Film français d’Émilie Deleuze (2023), avec Lambert Wilson, Marina Hands, Laurent Poitrenaux, Lionel Dray, Anne-Lise Hamburger, Arthur Dupont, Maya Sanbar, Benoît Moret, Patricia Mazuy… 1h34. Sortie le 27 décembre 2023.
Lambert Wilson
Il y a quelques mois, Lambert Wilson débarquait en pleine montagne pour convaincre un ermite bougon de renouer avec sa vie de citadin dans Les choses simples. Dans 5 hectares, il incarne un rat des villes arrogant qui se transforme en rat des champs, sous les yeux de son agriculteur de voisin, lequel observe goguenard les efforts désespérés qu’il déploie en vue de cultiver un lopin de terre dérisoire. Émilie Deleuze traite ce sujet dans l’air du temps avec autant d’humour que de subtilité et dépeint une société fracturée où ruraux et citadins se dévisagent sans chercher à se comprendre. D’où la nécessité d’appuyer un peu le trait et d’opposer au toujours élégant Lambert Wilson le paysan aussi ombrageux que rigolard qu’incarne Laurent Poitrenaux. Plus généralement, le film s’attache à l’odyssée absurde de ce Parisien contraint de parcourir une distance absurde à bord d’un tracteur hors d’âge pour se donner les moyens de ses ambitions. Un hommage malicieux au Road Movie minimaliste de David Lynch Une histoire vraie qui n’entend jamais prêter le flanc à une quelconque comparaison. Bien qu’elle s’appuie sur une observation attentive de la société française contemporaine et de ses contradictions, sa réalisatrice aborde ce sujet sérieux en troquant la tentation de la solennité contre un humour plutôt efficace.
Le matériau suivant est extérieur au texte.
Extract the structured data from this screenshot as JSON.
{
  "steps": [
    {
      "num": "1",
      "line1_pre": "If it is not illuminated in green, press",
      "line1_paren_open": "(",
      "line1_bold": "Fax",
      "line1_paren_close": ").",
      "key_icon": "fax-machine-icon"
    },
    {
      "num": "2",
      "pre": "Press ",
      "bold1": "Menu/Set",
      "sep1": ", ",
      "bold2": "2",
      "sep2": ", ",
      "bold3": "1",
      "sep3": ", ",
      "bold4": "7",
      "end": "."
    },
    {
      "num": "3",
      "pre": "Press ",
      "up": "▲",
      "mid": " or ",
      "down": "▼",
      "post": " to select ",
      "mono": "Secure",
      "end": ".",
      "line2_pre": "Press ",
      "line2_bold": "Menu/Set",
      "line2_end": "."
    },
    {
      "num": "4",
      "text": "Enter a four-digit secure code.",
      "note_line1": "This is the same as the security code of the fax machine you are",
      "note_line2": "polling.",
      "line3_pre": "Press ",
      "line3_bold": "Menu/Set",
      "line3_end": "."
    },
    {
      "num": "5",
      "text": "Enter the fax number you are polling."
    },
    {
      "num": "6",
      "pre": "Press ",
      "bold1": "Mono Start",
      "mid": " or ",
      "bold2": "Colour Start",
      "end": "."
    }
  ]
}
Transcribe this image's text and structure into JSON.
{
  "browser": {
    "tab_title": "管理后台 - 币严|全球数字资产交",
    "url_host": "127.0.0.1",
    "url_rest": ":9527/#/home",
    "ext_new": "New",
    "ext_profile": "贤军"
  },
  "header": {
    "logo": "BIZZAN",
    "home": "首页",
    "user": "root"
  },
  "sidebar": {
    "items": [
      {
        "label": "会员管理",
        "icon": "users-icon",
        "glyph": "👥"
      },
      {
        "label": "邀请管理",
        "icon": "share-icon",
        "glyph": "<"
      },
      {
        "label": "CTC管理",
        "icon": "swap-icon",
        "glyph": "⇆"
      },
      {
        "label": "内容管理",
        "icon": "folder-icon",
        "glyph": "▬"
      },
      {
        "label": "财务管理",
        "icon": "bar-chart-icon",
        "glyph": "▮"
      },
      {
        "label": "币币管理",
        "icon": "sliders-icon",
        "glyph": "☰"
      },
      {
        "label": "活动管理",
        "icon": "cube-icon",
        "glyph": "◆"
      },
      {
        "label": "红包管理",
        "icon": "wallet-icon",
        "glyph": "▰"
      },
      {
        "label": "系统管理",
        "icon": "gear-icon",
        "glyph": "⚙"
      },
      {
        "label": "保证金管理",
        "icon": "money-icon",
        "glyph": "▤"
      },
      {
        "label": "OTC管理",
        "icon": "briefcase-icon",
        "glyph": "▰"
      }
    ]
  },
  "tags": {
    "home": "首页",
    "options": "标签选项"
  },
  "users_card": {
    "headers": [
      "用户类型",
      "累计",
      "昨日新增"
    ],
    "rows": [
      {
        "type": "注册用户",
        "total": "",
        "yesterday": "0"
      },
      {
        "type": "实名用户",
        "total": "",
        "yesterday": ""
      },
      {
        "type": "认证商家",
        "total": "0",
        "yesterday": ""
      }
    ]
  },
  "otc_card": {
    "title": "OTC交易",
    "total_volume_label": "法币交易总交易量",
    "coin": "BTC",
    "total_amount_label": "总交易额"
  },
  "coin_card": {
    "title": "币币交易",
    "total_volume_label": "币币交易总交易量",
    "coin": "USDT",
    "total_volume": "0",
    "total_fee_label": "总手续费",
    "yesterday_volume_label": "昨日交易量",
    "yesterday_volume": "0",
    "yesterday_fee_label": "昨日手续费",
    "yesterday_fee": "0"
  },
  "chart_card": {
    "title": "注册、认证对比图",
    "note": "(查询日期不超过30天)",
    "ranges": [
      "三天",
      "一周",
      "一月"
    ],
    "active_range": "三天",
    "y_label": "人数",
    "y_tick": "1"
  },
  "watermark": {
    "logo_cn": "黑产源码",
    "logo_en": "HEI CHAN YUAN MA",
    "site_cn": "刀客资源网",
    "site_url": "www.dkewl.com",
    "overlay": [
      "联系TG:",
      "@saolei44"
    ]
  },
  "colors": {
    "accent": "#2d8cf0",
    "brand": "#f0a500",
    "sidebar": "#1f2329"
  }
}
Il convient de préciser qu’elle a pris soin d’écrire son scénario avec le concours d’une autre réalisatrice, immergée quant à elle depuis longtemps dans la ruralité, la Normande Patricia Mazuy à laquelle elle confie en outre un personnage symbolique de mairesse.
Marina Hands
5 hectares est une comédie résolument à contre-courant qui risque de ne pas être vue par le public auquel elle s’adresse et d’être emportée par les sorties plus glamour des fêtes de fin d’année. Il s’y dit pourtant des choses importantes sur l’état du monde post-Covid et le repli sur soi qu’a accentué cette pandémie. Émilie Deleuze ne se positionne jamais en surplomb de son sujet et ne manifeste guère plus de magnanimité à l’égard du citadin arc-bouté sur son bon droit que campe Lambert Wilson que vis à vis de ses interlocuteurs, qu’il s’agisse de paysans de souche ou de de néo-ruraux. Porté par un bon sens plutôt rassurant, le film échappe à la tentation du manichéisme et préfère rire avec ses protagonistes qu’à leurs dépens. Il adopte le regard du pied-tendre campé par Lambert Wilson qui débarque en terre inconnue bardé de certitudes et doit peu à peu s’adapter aux circonstances pour se faire accepter. Un point de vue qui transparaît à travers le personnage campé par Laurent Poitrenaux, symboliquement filmé de loin au début, puis dont la caméra vient à se rapprocher au fur et à mesure de son humanisation. Comme pour nous signifier que nous l’avions mal jugé faute de le connaître. La réalisatrice témoigne là de l’attention qu’elle accorde à ses personnages en faisant évoluer peu à peu le regard qu’elle porte sur eux. À commencer par le type droit dans ses bottes qu’incarne Lambert Wilson et que son expérience concrète va amener à réviser ses préjugés au contact de la réalité la plus prosaïque qui soit. Un film peut parfois en cacher un autre et c’est en cela que 5 hectares affirme sa singularité parmi un paysage cinématographique souvent trop balisé qui a perdu le sens de la nuance.